The assumption behind the program is that by 2030 space will have advanced in terms of logistics and facilities, including fast and frequent orbital launches, regular flights to the Moon, on-orbit refueling of robotic spacecraft, and robots capable of building structures in space, as well as the ability to evaluate and monitor operations in real time.
Participants in the NOM4D program will go through a three-phase process with each phase lasting 18 months and focusing on a specific concept. Phase I will involve meeting the structural efficiency targets for a 1-megawatt solar array, Phase II will concentrate on risk reduction and technical development for a 330-foot-wide (100-m) radio frequency reflector, and Phase III will demonstrate sufficient precision to build an infrared-reflective structure for a segmented long-wave infrared telescope. Each phase will require meeting the technical requirements and the ground-based manufacture of sub-scale demonstrator structures for validation.

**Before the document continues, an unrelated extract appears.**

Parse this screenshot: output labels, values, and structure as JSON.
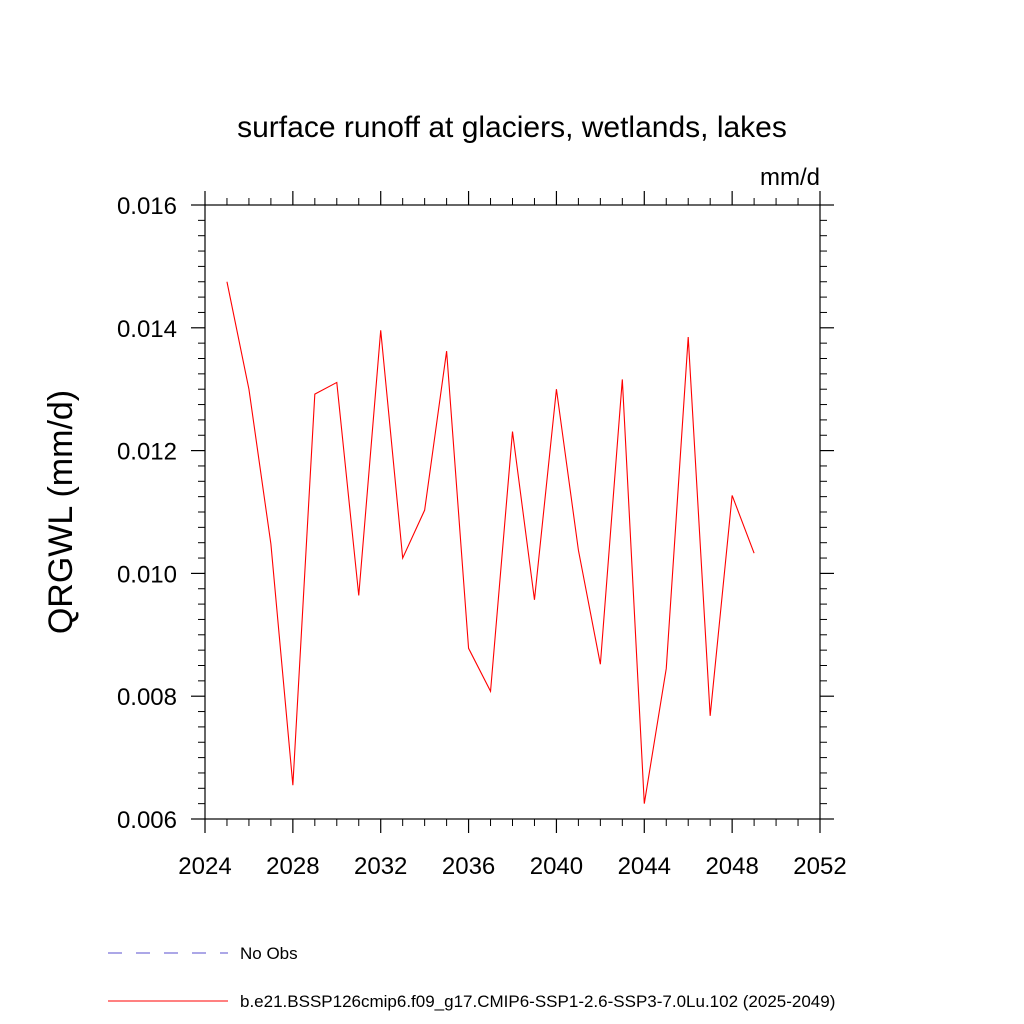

“We’re looking for proposers to come up with system designs that are so mass-efficient that they can only be built off-earth, and with features that enable them to withstand maneuvers, eclipses, damage, and thermal cycles typical of space and lunar environments,” says Bill Carter, program manager in DARPA’s Defense Sciences Office. “Given the constraints of ground test, launch and deployment, the traditional approach to designing space structures is not likely to result in dramatic improvements in mass efficiency. In order to take the next step, we’ve got to go about materials, manufacturing, and design in a completely new way.”
A Proposer’s Day webinar for those interested in participating in the program is scheduled for February 26, 2021.